Synergistic Bimetallic Sites in 2D-on-2D Heterostructures for Enhanced C-N Coupling in Sustainable Urea Synthesis

Electrochemical conversion of CO₂ and N₂ to produce “green urea” using renewable energy represents a promising avenue for CO₂ mitigation. A bifunctional electrocatalyst with a desirable composition and structure is highly required for the electrochemical reduction of CO₂ and N₂ (CO₂N₂RR) into urea. Herein, Ru-Pd alloyed nanoparticles were successfully incorporated into 2D WO₃ and MXene nanosheets, resulting in the formation of Ru-Pd/WO₃/MXene heterostructures. The catalyst significantly enhances electrocatalytic C-N coupling in CO₂ and N₂ reduction, resulting in increased urea yield. The electrochemical reduction initially converts CO₂ into *CO, which then undergoes direct coupling with N₂ to form urea through continuous protonation. Simultaneously, water molecules are oxidized on the bifunctional Ru-Pd/WO₃/MXene electrodes.
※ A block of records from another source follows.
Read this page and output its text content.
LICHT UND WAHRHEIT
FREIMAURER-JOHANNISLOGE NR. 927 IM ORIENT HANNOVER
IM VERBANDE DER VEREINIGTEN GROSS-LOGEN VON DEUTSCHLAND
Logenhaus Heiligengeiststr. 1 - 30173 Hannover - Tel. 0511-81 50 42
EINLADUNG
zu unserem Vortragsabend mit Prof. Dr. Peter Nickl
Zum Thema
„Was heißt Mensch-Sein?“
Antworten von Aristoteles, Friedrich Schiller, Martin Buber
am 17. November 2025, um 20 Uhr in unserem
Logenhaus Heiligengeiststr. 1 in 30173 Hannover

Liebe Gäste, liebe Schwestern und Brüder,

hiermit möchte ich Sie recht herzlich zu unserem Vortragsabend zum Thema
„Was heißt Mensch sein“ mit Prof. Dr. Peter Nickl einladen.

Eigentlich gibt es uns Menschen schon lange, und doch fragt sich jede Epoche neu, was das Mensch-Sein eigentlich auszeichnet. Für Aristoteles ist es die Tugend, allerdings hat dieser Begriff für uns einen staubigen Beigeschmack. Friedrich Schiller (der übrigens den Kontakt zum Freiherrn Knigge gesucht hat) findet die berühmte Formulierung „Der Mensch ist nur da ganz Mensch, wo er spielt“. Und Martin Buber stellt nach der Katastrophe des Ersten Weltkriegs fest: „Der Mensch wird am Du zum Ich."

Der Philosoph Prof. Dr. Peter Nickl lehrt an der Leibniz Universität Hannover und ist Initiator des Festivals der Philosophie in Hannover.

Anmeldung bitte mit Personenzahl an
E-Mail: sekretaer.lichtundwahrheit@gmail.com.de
The mechanism of C-N coupling for urea formation is elucidated through density functional theory (DFT) calculations. The Ru-Pd/WO₃/MXene catalyst exhibits a noteworthy urea yield of 227 μg_urea mg_cat^-1h^-1 with a faradaic efficiency of 23.7%. The detailed understanding of the CO₂N₂RR mechanism and the recyclable properties of the electrode emphasizes its suitability for prolonged use. This study not only presents a road map for advancing electrolysis but also provides profound insights into the fundamental chemistry of C-N coupling reactions.